Find the similarity between two text files.The similarity index needs to b defined by yrself. The similarity shud b content based! for example two docs talki abt tennis n cricket will hv a lower similarity index than both talkin abt the sam sport. Please suggest how to approach this problem.
I realize that English might not be your first language. In that case, do not use AOL-speak guides as a suitable translator or dictionary. I would not give the sweat off my balls to a person so lazy as to use 'b' for 'be'. There are innumerable other examples in your post. Work. Break a sweat. Expend some energy. Post some ideas or some code. Then you will receive help. Don't post code without learning about code tags.

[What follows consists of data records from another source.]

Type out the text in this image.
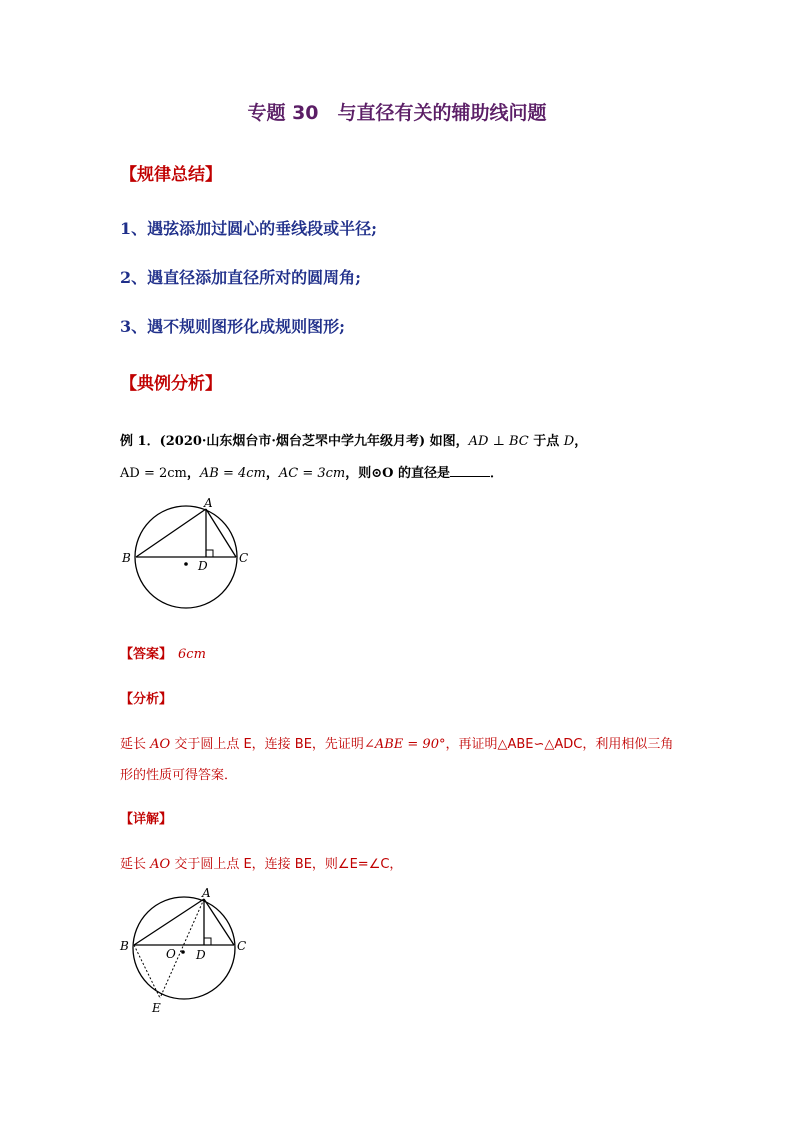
专题 30　与直径有关的辅助线问题
【规律总结】
1、遇弦添加过圆心的垂线段或半径;
2、遇直径添加直径所对的圆周角;
3、遇不规则图形化成规则图形;
【典例分析】
例 1．(2020·山东烟台市·烟台芝罘中学九年级月考) 如图，AD ⊥ BC 于点 D，
AD = 2cm，AB = 4cm，AC = 3cm，则⊙O 的直径是	．
A
B	C
D
【答案】 6cm
【分析】
延长 AO 交于圆上点 E，连接 BE，先证明∠ABE = 90°，再证明△ABE∽△ADC，利用相似三角
形的性质可得答案．
【详解】
延长 AO 交于圆上点 E，连接 BE，则∠E=∠C，
A
B	C
D
O
E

You should be comparing using the Dynamic programming technique. That way you can find the similarity between 2 strings. Use the NEEDLEMAN AND WUNSCH ALGORITHM or SMITH-WATERMAN ALGORITHM for sequence comparison using the Dynamic programming approach
I will take care to post it properly next time. The algorithms you suggested, as far as I know, are used for string matching and DNA matching espicially pairwise sequence matching. Can you also suggest some other algorithm of lesser complexity? Thanks for your help.
NEEDLEMAN AND WUNSCH ALGORITHM is a very simple algorithm and is the basic of dynamic programming but your requirement to match the conversation is not that simple to analyze.